Getting started with Kafka Streams

Sameer Bandaru
7 min readMar 3, 2020

--

With growing volumes of data (statistics says data gets doubled every 2–3 years),its acquisition and its subsequent transformation into actionable insight is quite complex process. Especially when dealing with real time streaming data at an unprecedented speed is a big challenge.

But with the evolution of many architectures available now, it has become fairly easy to accelerate your data processing at a large scale.

Of many architectures that are available for processing real time streaming data, Kafka Streams (from Apache Kafka) is one of them which can be used to build a highly Elastic, Scalable and Fault-tolerant system.

It is a processing and transformation component that comes/ships along with kafka binary. It can be used for multiple purposes:-

1. To build a streaming pipeline across systems/different application components (works well with Distributed systems).

2. To enrich the incoming stream of data (performing some data transformation).

The good thing with kafka streams is that no separate cluster is required to run it.

If we see at a very high level , there are primarily three components involved.

Input Source, Output Source:-

Input source is an ingestion component for our streams application. This will provide us the required data for transformation/enrichment.

These input data sources can be anything:

a. Frequent DB updates (via CDC events).
b. Real time data (could be some live sensor information or click stream data or some social network feeds like twitter)
c.
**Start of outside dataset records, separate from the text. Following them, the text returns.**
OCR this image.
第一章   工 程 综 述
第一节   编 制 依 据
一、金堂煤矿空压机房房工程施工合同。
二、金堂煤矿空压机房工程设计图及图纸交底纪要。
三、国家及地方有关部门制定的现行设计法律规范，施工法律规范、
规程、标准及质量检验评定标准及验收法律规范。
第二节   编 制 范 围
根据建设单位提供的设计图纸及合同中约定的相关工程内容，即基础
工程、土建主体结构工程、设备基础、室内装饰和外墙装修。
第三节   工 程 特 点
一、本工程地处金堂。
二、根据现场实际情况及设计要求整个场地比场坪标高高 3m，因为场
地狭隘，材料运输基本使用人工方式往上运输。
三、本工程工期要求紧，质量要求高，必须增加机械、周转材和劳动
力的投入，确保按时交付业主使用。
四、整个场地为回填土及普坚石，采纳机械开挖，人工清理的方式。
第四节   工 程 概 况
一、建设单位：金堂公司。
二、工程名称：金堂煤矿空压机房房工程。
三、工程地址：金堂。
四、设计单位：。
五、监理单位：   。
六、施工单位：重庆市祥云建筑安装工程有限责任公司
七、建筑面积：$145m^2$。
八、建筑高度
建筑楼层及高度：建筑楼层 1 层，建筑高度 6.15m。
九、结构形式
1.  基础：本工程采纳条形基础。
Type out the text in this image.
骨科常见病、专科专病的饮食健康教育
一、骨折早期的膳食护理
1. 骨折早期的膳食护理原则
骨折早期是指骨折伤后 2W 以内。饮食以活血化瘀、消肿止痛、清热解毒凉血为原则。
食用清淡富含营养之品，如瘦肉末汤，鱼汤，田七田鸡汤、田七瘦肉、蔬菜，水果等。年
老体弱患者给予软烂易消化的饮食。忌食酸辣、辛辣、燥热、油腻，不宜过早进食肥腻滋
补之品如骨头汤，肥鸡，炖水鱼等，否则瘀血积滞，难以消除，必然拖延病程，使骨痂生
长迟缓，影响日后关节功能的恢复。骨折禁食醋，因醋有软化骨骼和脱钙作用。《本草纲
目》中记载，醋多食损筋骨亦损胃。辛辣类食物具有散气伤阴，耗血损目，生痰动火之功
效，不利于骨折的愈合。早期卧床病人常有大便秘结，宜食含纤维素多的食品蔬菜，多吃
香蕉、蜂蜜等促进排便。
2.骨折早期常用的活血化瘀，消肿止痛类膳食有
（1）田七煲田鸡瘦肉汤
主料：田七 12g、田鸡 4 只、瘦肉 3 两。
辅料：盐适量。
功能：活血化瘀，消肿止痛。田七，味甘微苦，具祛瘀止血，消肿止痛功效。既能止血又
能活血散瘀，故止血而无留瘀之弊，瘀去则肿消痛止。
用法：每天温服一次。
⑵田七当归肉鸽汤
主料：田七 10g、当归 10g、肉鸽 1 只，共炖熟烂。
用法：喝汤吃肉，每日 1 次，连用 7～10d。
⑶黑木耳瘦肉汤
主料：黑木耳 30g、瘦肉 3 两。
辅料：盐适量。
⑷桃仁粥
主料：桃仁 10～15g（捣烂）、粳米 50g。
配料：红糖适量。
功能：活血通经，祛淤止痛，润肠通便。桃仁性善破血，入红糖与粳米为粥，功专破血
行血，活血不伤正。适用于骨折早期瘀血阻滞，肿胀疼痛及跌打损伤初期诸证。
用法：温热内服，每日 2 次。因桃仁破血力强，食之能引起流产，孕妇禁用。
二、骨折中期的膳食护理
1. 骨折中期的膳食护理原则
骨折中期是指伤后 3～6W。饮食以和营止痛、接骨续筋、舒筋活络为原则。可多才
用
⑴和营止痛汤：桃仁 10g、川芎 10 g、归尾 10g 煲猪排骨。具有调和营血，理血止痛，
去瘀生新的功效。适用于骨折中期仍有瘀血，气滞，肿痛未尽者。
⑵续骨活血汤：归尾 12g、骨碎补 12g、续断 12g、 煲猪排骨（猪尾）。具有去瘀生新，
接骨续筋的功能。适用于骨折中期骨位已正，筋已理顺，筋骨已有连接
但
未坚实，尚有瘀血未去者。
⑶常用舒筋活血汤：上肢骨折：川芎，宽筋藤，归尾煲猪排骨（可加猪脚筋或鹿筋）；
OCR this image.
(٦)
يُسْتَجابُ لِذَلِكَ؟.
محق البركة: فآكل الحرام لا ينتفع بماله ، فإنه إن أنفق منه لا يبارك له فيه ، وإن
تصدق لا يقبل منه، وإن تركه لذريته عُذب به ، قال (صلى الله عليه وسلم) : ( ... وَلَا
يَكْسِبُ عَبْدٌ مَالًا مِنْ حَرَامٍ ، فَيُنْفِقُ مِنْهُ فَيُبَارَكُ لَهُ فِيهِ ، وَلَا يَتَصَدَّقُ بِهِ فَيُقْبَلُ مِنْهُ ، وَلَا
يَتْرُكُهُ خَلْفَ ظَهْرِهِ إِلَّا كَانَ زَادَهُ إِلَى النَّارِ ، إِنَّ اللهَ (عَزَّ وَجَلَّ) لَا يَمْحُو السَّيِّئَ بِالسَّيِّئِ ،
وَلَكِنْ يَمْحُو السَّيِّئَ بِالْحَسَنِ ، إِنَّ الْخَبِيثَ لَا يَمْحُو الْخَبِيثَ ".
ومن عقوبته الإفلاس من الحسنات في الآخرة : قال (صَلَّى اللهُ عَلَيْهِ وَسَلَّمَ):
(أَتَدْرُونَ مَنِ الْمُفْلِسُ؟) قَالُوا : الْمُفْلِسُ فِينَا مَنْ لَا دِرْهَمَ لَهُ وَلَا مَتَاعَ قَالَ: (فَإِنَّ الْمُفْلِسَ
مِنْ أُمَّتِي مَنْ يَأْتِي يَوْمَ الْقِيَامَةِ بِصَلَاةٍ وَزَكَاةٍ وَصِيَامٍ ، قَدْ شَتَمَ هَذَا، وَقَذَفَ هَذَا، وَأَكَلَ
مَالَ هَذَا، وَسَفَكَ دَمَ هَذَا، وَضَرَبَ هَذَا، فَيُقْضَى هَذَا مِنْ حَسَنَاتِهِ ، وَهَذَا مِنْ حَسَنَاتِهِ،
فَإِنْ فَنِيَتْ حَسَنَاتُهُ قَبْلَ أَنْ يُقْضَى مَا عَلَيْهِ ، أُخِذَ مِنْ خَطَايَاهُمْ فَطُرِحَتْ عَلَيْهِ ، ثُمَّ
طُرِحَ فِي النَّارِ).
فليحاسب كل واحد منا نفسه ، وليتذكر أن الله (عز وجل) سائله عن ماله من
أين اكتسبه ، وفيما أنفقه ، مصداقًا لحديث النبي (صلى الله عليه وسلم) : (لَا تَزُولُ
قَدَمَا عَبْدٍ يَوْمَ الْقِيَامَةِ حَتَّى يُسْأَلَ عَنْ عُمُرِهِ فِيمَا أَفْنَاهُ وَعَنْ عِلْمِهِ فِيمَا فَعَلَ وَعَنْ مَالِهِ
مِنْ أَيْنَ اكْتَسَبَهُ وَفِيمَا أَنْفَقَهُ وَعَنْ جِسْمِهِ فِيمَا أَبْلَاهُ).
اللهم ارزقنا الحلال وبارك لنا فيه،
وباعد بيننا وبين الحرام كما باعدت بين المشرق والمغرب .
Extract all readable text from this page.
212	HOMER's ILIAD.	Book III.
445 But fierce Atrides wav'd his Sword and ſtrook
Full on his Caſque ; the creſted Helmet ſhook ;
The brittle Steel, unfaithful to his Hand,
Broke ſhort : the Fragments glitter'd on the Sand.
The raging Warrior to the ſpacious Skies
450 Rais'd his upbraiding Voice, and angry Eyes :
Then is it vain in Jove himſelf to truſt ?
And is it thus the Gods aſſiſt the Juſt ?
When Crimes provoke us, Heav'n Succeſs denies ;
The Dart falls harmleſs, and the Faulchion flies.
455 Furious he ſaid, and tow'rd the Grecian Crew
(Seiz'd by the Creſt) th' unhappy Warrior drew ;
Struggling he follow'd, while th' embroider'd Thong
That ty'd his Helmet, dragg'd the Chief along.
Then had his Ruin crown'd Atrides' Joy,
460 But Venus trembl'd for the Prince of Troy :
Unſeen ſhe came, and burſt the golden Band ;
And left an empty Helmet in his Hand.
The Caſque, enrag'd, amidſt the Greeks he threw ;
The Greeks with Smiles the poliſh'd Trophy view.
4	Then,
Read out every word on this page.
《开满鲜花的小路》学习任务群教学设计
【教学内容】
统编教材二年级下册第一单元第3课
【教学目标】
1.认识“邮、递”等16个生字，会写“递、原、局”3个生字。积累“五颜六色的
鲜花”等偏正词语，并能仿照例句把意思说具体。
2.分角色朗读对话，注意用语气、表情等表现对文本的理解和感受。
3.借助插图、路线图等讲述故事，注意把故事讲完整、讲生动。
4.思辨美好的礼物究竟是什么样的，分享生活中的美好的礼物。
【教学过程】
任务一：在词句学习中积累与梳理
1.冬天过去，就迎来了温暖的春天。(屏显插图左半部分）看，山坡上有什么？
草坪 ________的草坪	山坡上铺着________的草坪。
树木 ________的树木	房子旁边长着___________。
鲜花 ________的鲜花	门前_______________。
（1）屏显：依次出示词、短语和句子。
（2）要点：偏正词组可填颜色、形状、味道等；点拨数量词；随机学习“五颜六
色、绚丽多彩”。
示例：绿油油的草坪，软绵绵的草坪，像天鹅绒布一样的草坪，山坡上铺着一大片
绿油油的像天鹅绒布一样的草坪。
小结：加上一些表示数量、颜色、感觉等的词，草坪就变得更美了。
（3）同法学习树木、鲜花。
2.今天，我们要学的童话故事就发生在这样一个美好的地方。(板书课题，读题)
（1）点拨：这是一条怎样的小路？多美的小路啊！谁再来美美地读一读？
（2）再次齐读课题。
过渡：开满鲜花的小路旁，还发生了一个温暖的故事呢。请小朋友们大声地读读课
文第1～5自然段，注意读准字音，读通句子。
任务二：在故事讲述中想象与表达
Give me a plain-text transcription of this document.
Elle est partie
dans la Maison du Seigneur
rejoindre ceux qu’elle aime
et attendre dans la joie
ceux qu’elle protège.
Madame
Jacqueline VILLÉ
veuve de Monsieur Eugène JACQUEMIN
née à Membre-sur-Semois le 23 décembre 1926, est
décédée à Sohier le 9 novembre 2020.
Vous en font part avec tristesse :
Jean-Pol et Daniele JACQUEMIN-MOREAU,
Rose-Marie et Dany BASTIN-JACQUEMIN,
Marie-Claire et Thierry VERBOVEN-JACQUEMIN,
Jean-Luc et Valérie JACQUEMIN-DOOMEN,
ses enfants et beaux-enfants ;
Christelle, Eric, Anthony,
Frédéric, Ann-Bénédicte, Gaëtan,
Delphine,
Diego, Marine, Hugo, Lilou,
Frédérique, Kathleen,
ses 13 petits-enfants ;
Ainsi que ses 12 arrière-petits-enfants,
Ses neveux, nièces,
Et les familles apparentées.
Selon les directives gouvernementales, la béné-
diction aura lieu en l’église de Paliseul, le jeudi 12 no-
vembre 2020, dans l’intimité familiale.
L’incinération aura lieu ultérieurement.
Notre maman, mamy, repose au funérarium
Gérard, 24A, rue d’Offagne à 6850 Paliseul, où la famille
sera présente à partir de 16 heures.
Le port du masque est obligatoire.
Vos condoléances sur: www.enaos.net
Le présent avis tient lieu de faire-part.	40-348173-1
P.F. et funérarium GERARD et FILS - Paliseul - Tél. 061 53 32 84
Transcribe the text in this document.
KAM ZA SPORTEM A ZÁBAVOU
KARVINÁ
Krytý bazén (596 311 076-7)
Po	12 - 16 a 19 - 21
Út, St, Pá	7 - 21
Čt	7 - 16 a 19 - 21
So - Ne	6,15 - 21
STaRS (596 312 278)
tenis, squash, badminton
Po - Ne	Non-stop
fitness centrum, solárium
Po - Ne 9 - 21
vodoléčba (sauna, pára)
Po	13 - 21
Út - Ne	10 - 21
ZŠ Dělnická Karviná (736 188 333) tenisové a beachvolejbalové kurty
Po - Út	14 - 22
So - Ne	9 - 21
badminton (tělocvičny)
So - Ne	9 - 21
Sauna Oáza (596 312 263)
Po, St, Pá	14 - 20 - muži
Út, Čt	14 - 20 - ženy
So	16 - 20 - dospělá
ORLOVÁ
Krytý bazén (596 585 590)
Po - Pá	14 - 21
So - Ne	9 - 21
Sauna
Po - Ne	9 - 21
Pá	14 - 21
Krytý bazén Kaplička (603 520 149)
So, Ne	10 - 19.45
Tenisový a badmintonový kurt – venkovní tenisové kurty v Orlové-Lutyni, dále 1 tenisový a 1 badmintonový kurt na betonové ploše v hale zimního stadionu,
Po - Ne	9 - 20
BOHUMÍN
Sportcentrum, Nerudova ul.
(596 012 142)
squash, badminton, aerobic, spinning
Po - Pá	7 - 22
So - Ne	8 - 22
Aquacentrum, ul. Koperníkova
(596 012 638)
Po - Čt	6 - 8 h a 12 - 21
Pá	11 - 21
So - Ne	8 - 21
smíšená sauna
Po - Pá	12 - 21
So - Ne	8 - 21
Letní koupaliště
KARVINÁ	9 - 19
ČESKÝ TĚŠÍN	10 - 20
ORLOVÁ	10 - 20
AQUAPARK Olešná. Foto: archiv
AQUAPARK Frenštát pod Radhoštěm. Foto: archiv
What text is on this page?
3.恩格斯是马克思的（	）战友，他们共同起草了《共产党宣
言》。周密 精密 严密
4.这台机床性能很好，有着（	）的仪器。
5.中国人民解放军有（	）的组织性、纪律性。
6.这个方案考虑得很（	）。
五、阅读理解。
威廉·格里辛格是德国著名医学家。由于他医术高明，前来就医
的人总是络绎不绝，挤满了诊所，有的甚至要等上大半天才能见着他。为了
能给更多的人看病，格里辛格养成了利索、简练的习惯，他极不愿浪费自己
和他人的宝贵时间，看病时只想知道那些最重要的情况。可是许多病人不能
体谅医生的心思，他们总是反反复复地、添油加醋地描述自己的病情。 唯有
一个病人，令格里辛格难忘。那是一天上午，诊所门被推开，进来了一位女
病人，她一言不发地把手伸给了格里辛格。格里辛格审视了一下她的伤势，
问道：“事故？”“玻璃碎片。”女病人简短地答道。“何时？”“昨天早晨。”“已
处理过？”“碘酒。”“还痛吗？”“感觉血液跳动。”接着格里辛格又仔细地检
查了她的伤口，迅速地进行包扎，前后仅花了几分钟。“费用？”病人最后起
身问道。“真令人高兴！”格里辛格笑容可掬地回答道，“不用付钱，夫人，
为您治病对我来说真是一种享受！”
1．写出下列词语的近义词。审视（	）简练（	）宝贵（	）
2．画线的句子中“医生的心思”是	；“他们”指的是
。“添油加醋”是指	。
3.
Output of another application/component via kafka topics etc.

* In kafka streams there is no concept of batch processing, data is processed as one record at a time.

Irrespective of what data source it is, data should be injected into kafka topics for our streams application to consume the data.

But how and who will push data to the topics ? (take examples a and b above)

There should be some kind of adapters who consume that information from these source systems and feed to topic for processing right?

Well, “Kakfa connect” is one such component which will do it for us with simple configuration. So, assume it as an intermediate component which will connect data source to streams application for processing.

(Now, it feels like Kafka Connect + Kafka streams together will make the wonders right ? and yes, that exactly true).

Kafka connect is all together a separate concept and will be discussed separately.

When the data is pushed to kafka topics, every message/record is associated with key and value (producer will publish the key and value).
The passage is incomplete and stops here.